Приведенная цитата свидетельствует об убежденности автора в том, что можно «выучиться» на европейца. Но это была «отсталая» точка зрения, свойственная для более раннего времени. Обществом все более овладевают настроения, что японцу не следует стремиться стать европейцем — следует не учиться у него, а проучить, что и обеспечит чаемую самоидентификацию японского народа.
Глава 4
Национализация тела
Государь (или сёгун) в традиционной Японии — это объект непосредственного почитания и авторитет для сравнительно узкой группы приближенных лиц. В Японии конца XIX — начала XX в. в соответствии с общеисторической тенденцией в «развитых» западных странах созидалось государство «народного типа», когда руководитель такого государства является репрезентацией всего населения, всей «нации», всего «народа», что создавало предпосылки для мобилизации этого народа в немыслимых доселе масштабах. Специфика Японии заключалась, в частности, в том, что в Европе это явление протекало на фоне десакрализации (или же полном элиминировании) фигуры монарха, в Японии же мы наблюдаем создание народного государства, сердцевину которого образует монарх, подвергающийся усиленной сакрализации. И не «народ» — через посредство мирных выборов или же кровавых революций — является источником его власти (что характерно для западной ситуации), а он сам (его тело и кровь) являются для народа источником жизни. Власть японского императора дана ему рождением, она зависит не от народного во-леизлияния, а от решения синтоистских божеств, вынесенного в незапамятные (и столь памятные) времена мифа. Поэтому синхронные по времени западные технологии репрезентации лидера нации, рассчитанные на создание эффекта «близости к народу», применялись в Японии в ограниченной степени. Он не произносил зажигательных речей с трибуны, мало путешествовал по стране и редко встречался с населением, не писал писем и теоретических работ, обязательных для изучения.
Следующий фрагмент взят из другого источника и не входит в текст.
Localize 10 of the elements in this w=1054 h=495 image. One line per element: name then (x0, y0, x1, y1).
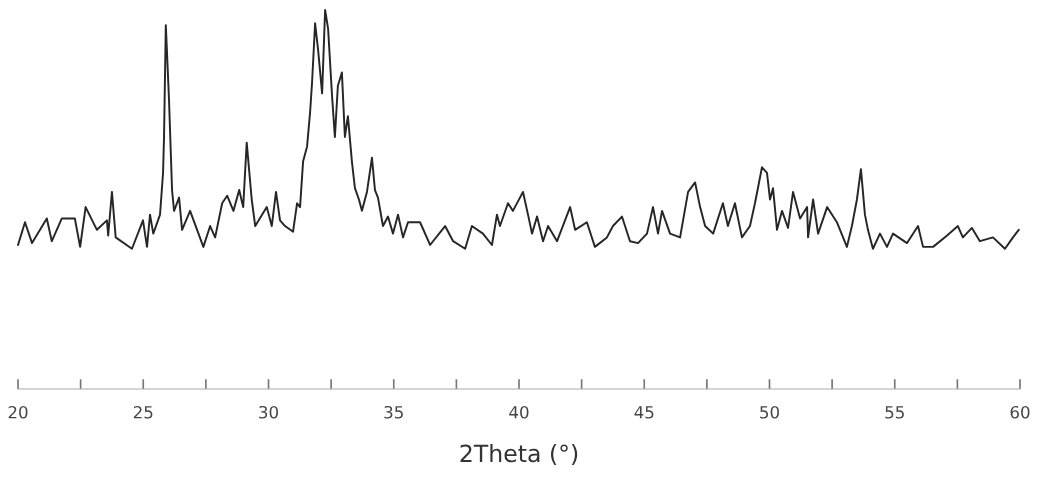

Лицезрение его портрета было обусловлено ситуативно (предъявлялся в учреждениях и школах только во время государственных праздников), императорская иконография не знала трехмерных (скульптурных) изображений. С появлением радио император Сёва не стал использовать его для общения с народом. Лидеры западного типа искали площадки и возможность (или же ее видимость) для диалога, который в японской ситуации выглядел попросту неуместным. Японский император не искал близости с народом, это народ искал близости с ним. Искал и находил.
Метафора коллективного тела имела огромное значение в государственной идеологии второй половины XIX — первой половине XX в. Уподобление государства человеческому организму (государство-тело, яп. кокутай) встречается еще в древнекитайских сочинениях, однако в Японии это уподобление входит в действительно широкий обиход только в период Мэйдзи. При этом знакомая метафора приобретает значения, навеянные европейскими (главным образом немецкими) мыслителями (прежде всего правоведами) с их идеями «органического государства». Причем, в зависимости от политических и мировоззренческих убеждений, государству-телу могут приписываться разные и даже конфликтующие смыслы.